Quantum perceptron over a field and neural network architecture selection in a quantum computer

TL;DR

This paper introduces a quantum neural network model called QPF, along with a polynomial-time learning algorithm SAL that leverages quantum parallelism to optimize neural network weights and architectures.

Contribution

It presents the first quantum perceptron over a field and a novel polynomial-time architecture learning algorithm using quantum parallelism.

Findings

QPF generalizes classical perceptrons and overcomes previous quantum models' limitations.

SAL efficiently searches for optimal architectures in linear time relative to training patterns.
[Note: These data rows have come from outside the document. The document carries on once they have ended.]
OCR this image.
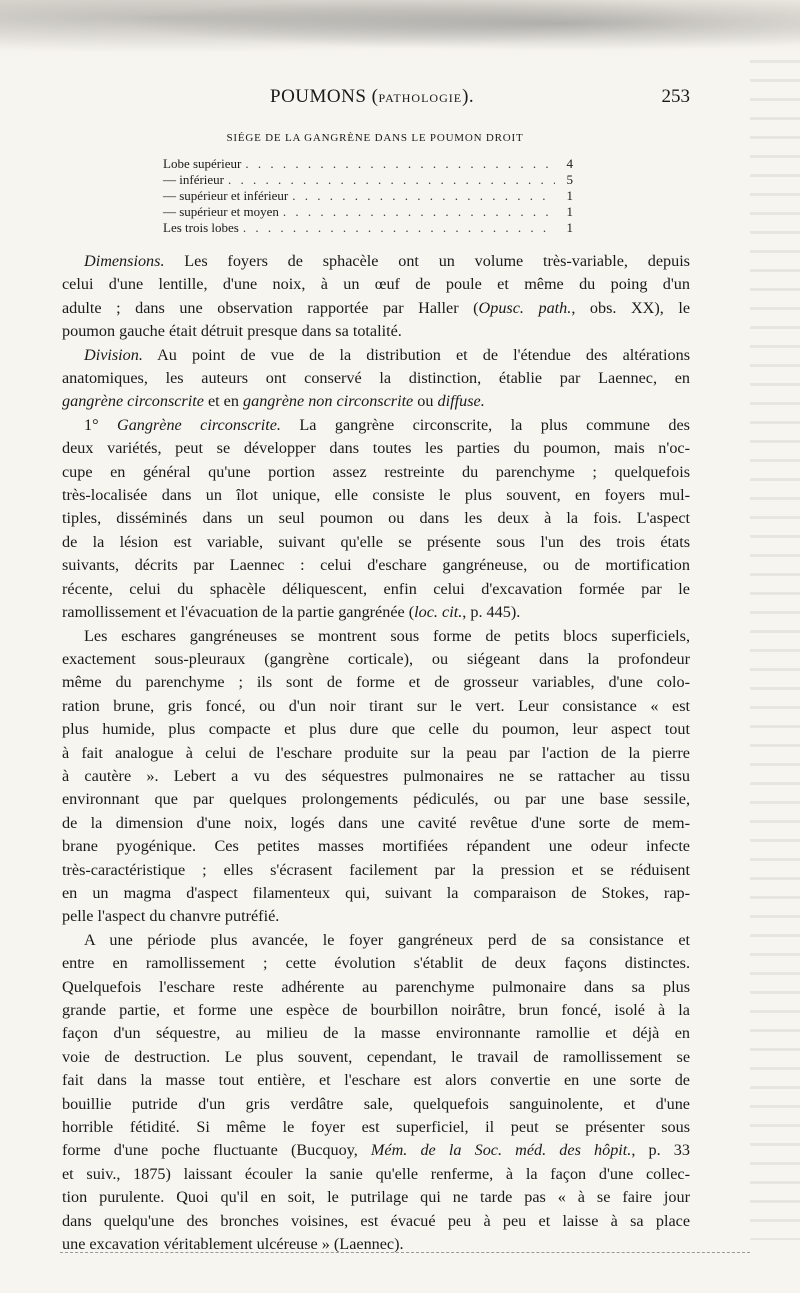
POUMONS (PATHOLOGIE).	253
SIÉGE DE LA GANGRÈNE DANS LE POUMON DROIT
Lobe supérieur . . .	4
— inférieur . . .	5
— supérieur et inférieur . . .	1
— supérieur et moyen . . .	1
Les trois lobes . . .	1
Dimensions. Les foyers de sphacèle ont un volume très-variable, depuis
celui d'une lentille, d'une noix, à un œuf de poule et même du poing d'un
adulte ; dans une observation rapportée par Haller (Opusc. path., obs. XX), le
poumon gauche était détruit presque dans sa totalité.
Division. Au point de vue de la distribution et de l'étendue des altérations
anatomiques, les auteurs ont conservé la distinction, établie par Laennec, en
gangrène circonscrite et en gangrène non circonscrite ou diffuse.
1° Gangrène circonscrite. La gangrène circonscrite, la plus commune des
deux variétés, peut se développer dans toutes les parties du poumon, mais n'oc-
cupe en général qu'une portion assez restreinte du parenchyme ; quelquefois
très-localisée dans un îlot unique, elle consiste le plus souvent, en foyers mul-
tiples, disséminés dans un seul poumon ou dans les deux à la fois. L'aspect
de la lésion est variable, suivant qu'elle se présente sous l'un des trois états
suivants, décrits par Laennec : celui d'eschare gangréneuse, ou de mortification
récente, celui du sphacèle déliquescent, enfin celui d'excavation formée par le
ramollissement et l'évacuation de la partie gangrénée (loc. cit., p. 445).
Les eschares gangréneuses se montrent sous forme de petits blocs superficiels,
exactement sous-pleuraux (gangrène corticale), ou siégeant dans la profondeur
même du parenchyme ; ils sont de forme et de grosseur variables, d'une colo-
ration brune, gris foncé, ou d'un noir tirant sur le vert. Leur consistance « est
plus humide, plus compacte et plus dure que celle du poumon, leur aspect tout
à fait analogue à celui de l'eschare produite sur la peau par l'action de la pierre
à cautère ». Lebert a vu des séquestres pulmonaires ne se rattacher au tissu
environnant que par quelques prolongements pédiculés, ou par une base sessile,
de la dimension d'une noix, logés dans une cavité revêtue d'une sorte de mem-
brane pyogénique. Ces petites masses mortifiées répandent une odeur infecte
très-caractéristique ; elles s'écrasent facilement par la pression et se réduisent
en un magma d'aspect filamenteux qui, suivant la comparaison de Stokes, rap-
pelle l'aspect du chanvre putréfié.
A une période plus avancée, le foyer gangréneux perd de sa consistance et
entre en ramollissement ; cette évolution s'établit de deux façons distinctes.
Quelquefois l'eschare reste adhérente au parenchyme pulmonaire dans sa plus
grande partie, et forme une espèce de bourbillon noirâtre, brun foncé, isolé à la
façon d'un séquestre, au milieu de la masse environnante ramollie et déjà en
voie de destruction. Le plus souvent, cependant, le travail de ramollissement se
fait dans la masse tout entière, et l'eschare est alors convertie en une sorte de
bouillie putride d'un gris verdâtre sale, quelquefois sanguinolente, et d'une
horrible fétidité. Si même le foyer est superficiel, il peut se présenter sous
forme d'une poche fluctuante (Bucquoy, Mém. de la Soc. méd. des hôpit., p. 33
et suiv., 1875) laissant écouler la sanie qu'elle renferme, à la façon d'une collec-
tion purulente. Quoi qu'il en soit, le putrilage qui ne tarde pas « à se faire jour
dans quelqu'une des bronches voisines, est évacué peu à peu et laisse à sa place
une excavation véritablement ulcéreuse » (Laennec).
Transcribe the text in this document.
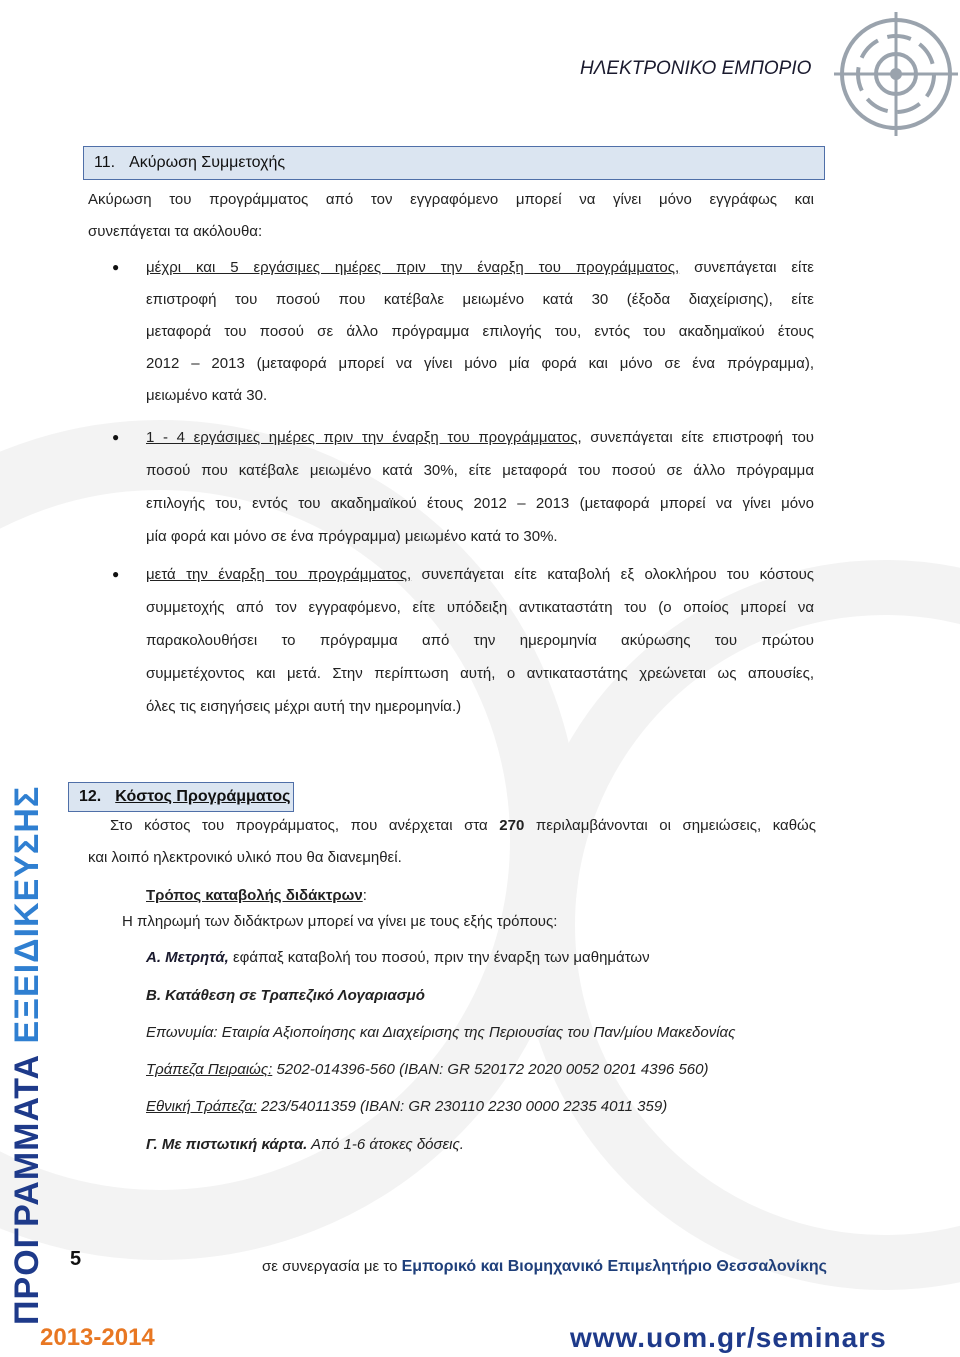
ΗΛΕΚΤΡΟΝΙΚΟ ΕΜΠΟΡΙΟ
11. Ακύρωση Συμμετοχής
Ακύρωση του προγράμματος από τον εγγραφόμενο μπορεί να γίνει μόνο εγγράφως και
συνεπάγεται τα ακόλουθα:
● μέχρι και 5 εργάσιμες ημέρες πριν την έναρξη του προγράμματος, συνεπάγεται είτε
επιστροφή του ποσού που κατέβαλε μειωμένο κατά 30 (έξοδα διαχείρισης), είτε
μεταφορά του ποσού σε άλλο πρόγραμμα επιλογής του, εντός του ακαδημαϊκού έτους
2012 – 2013 (μεταφορά μπορεί να γίνει μόνο μία φορά και μόνο σε ένα πρόγραμμα),
μειωμένο κατά 30.
● 1 - 4 εργάσιμες ημέρες πριν την έναρξη του προγράμματος, συνεπάγεται είτε επιστροφή του
ποσού που κατέβαλε μειωμένο κατά 30%, είτε μεταφορά του ποσού σε άλλο πρόγραμμα
επιλογής του, εντός του ακαδημαϊκού έτους 2012 – 2013 (μεταφορά μπορεί να γίνει μόνο
μία φορά και μόνο σε ένα πρόγραμμα) μειωμένο κατά το 30%.
● μετά την έναρξη του προγράμματος, συνεπάγεται είτε καταβολή εξ ολοκλήρου του κόστους
συμμετοχής από τον εγγραφόμενο, είτε υπόδειξη αντικαταστάτη του (ο οποίος μπορεί να
παρακολουθήσει το πρόγραμμα από την ημερομηνία ακύρωσης του πρώτου
συμμετέχοντος και μετά. Στην περίπτωση αυτή, ο αντικαταστάτης χρεώνεται ως απουσίες,
όλες τις εισηγήσεις μέχρι αυτή την ημερομηνία.)
12. Κόστος Προγράμματος
Στο κόστος του προγράμματος, που ανέρχεται στα 270 περιλαμβάνονται οι σημειώσεις, καθώς
και λοιπό ηλεκτρονικό υλικό που θα διανεμηθεί.
Τρόπος καταβολής διδάκτρων:
Η πληρωμή των διδάκτρων μπορεί να γίνει με τους εξής τρόπους:
Α. Μετρητά, εφάπαξ καταβολή του ποσού, πριν την έναρξη των μαθημάτων
Β. Κατάθεση σε Τραπεζικό Λογαριασμό
Επωνυμία: Εταιρία Αξιοποίησης και Διαχείρισης της Περιουσίας του Παν/μίου Μακεδονίας
Τράπεζα Πειραιώς: 5202-014396-560 (IBAN: GR 520172 2020 0052 0201 4396 560)
Εθνική Τράπεζα: 223/54011359 (IBAN: GR 230110 2230 0000 2235 4011 359)
Γ. Με πιστωτική κάρτα. Από 1-6 άτοκες δόσεις.
5	σε συνεργασία με το Εμπορικό και Βιομηχανικό Επιμελητήριο Θεσσαλονίκης
ΠΡΟΓΡΑΜΜΑΤΑ ΕΞΕΙΔΙΚΕΥΣΗΣ
2013-2014	www.uom.gr/seminars
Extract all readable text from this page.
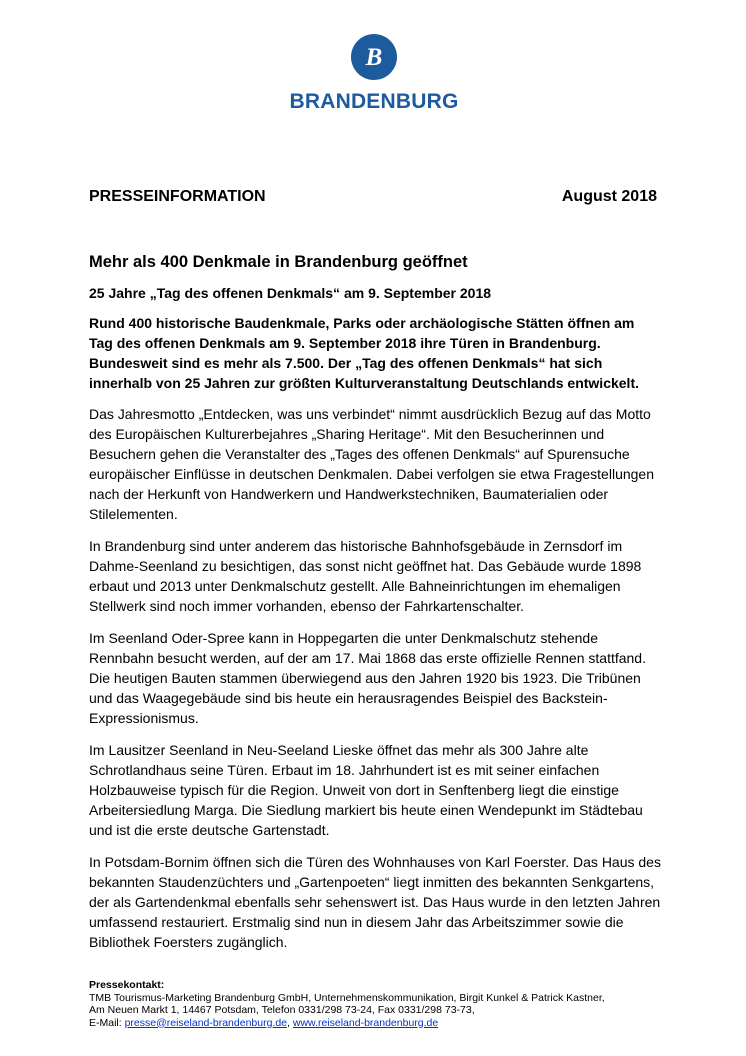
B
BRANDENBURG
PRESSEINFORMATION	August 2018
Mehr als 400 Denkmale in Brandenburg geöffnet
25 Jahre „Tag des offenen Denkmals“ am 9. September 2018

Rund 400 historische Baudenkmale, Parks oder archäologische Stätten öffnen am Tag des offenen Denkmals am 9. September 2018 ihre Türen in Brandenburg. Bundesweit sind es mehr als 7.500. Der „Tag des offenen Denkmals“ hat sich innerhalb von 25 Jahren zur größten Kulturveranstaltung Deutschlands entwickelt.

Das Jahresmotto „Entdecken, was uns verbindet“ nimmt ausdrücklich Bezug auf das Motto des Europäischen Kulturerbejahres „Sharing Heritage“. Mit den Besucherinnen und Besuchern gehen die Veranstalter des „Tages des offenen Denkmals“ auf Spurensuche europäischer Einflüsse in deutschen Denkmalen. Dabei verfolgen sie etwa Fragestellungen nach der Herkunft von Handwerkern und Handwerkstechniken, Baumaterialien oder Stilelementen.

In Brandenburg sind unter anderem das historische Bahnhofsgebäude in Zernsdorf im Dahme-Seenland zu besichtigen, das sonst nicht geöffnet hat. Das Gebäude wurde 1898 erbaut und 2013 unter Denkmalschutz gestellt. Alle Bahneinrichtungen im ehemaligen Stellwerk sind noch immer vorhanden, ebenso der Fahrkartenschalter.

Im Seenland Oder-Spree kann in Hoppegarten die unter Denkmalschutz stehende Rennbahn besucht werden, auf der am 17. Mai 1868 das erste offizielle Rennen stattfand. Die heutigen Bauten stammen überwiegend aus den Jahren 1920 bis 1923. Die Tribünen und das Waagegebäude sind bis heute ein herausragendes Beispiel des Backstein-Expressionismus.

Im Lausitzer Seenland in Neu-Seeland Lieske öffnet das mehr als 300 Jahre alte Schrotlandhaus seine Türen. Erbaut im 18. Jahrhundert ist es mit seiner einfachen Holzbauweise typisch für die Region. Unweit von dort in Senftenberg liegt die einstige Arbeitersiedlung Marga. Die Siedlung markiert bis heute einen Wendepunkt im Städtebau und ist die erste deutsche Gartenstadt.

In Potsdam-Bornim öffnen sich die Türen des Wohnhauses von Karl Foerster. Das Haus des bekannten Staudenzüchters und „Gartenpoeten“ liegt inmitten des bekannten Senkgartens, der als Gartendenkmal ebenfalls sehr sehenswert ist. Das Haus wurde in den letzten Jahren umfassend restauriert. Erstmalig sind nun in diesem Jahr das Arbeitszimmer sowie die Bibliothek Foersters zugänglich.

Pressekontakt:
TMB Tourismus-Marketing Brandenburg GmbH, Unternehmenskommunikation, Birgit Kunkel & Patrick Kastner,
Am Neuen Markt 1, 14467 Potsdam, Telefon 0331/298 73-24, Fax 0331/298 73-73,
E-Mail: presse@reiseland-brandenburg.de, www.reiseland-brandenburg.de
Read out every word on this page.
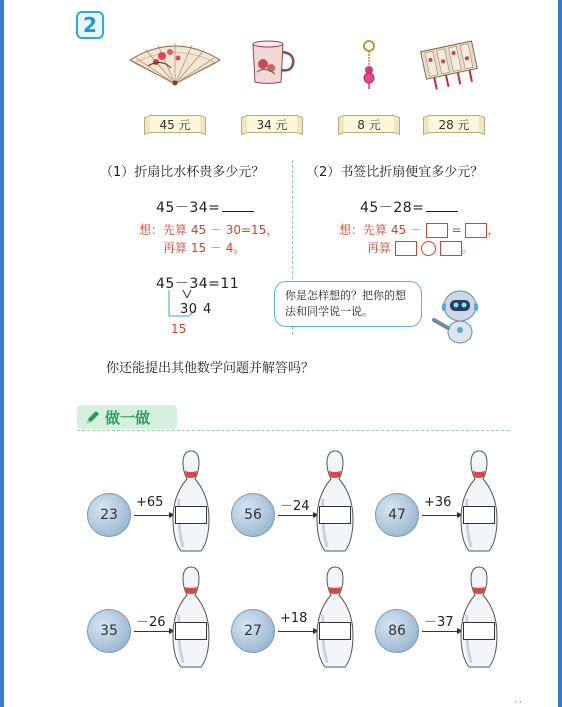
2
45 元	34 元	8 元	28 元
（1）折扇比水杯贵多少元？
45－34=
想：先算 45 － 30=15，
再算 15 － 4。
45－34=11
30 4
15
（2）书签比折扇便宜多少元？
45－28=
想：先算 45 － = ，
再算	。
你是怎样想的？把你的想法和同学说一说。
你还能提出其他数学问题并解答吗？
做一做
23
+65
56
－24
47
+36
35
－26
27
+18
86
－37
· ·
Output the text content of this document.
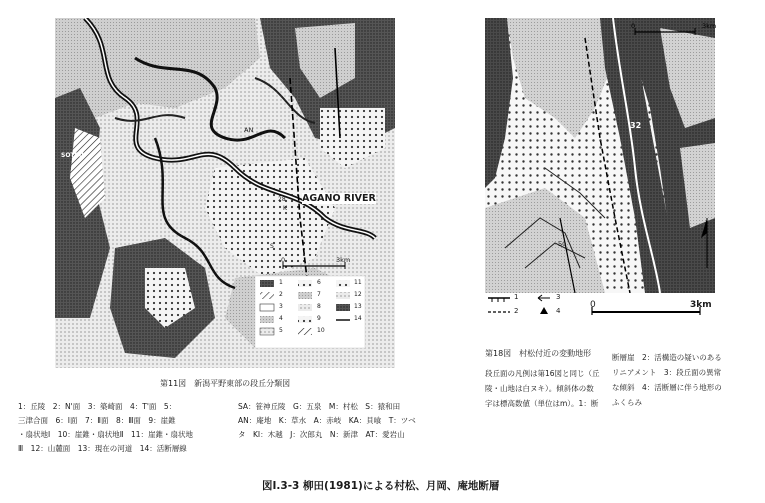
AGANO RIVER
AN
28
K
S
SOTSU
0	3km
1
2
3
4
5
6
7
8
9
10
11
12
13
14
第11図　新潟平野東部の段丘分類図
1：丘陵　2：N'面　3：築崎面　4：T'面　5：
三津合面　6：Ⅰ面　7：Ⅱ面　8：Ⅲ面　9：崖錐
・扇状地Ⅰ　10：崖錐・扇状地Ⅱ　11：崖錐・扇状地
Ⅲ　12：山麓面　13：現在の河道　14：活断層線
SA：笹神丘陵　G：五泉　M：村松　S：猿和田
AN：庵地　K：草水　A：赤岐　KA：貝喰　T：ツベ
タ　KI：木越　J：次郎丸　N：新津　AT：愛岩山
32
50
0	3km
1
2
3
4
0	3km
第18図　村松付近の変動地形
段丘面の凡例は第16図と同じ（丘
陵・山地は白ヌキ）。傾斜体の数
字は標高数値（単位はm）。1：断
断層崖　2：活構造の疑いのある
リニアメント　3：段丘面の異常
な傾斜　4：活断層に伴う地形の
ふくらみ
図I.3-3 柳田(1981)による村松、月岡、庵地断層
First quantum algorithm for neural architecture search with polynomial complexity.

Abstract

In this work, we propose a quantum neural network named quantum perceptron over a field (QPF). Quantum computers are not yet a reality and the models and algorithms proposed in this work cannot be simulated in actual (or classical) computers. QPF is a direct generalization of a classical perceptron and solves some drawbacks found in previous models of quantum perceptrons. We also present a learning algorithm named Superposition based Architecture Learning algorithm (SAL) that optimizes the neural network weights and architectures. SAL searches for the best architecture in a finite set of neural network architectures with linear time over the number of patterns in the training set. SAL is the first learning algorithm to determine neural network architectures in polynomial time. This speedup is obtained by the use of quantum parallelism and a non-linear quantum operator.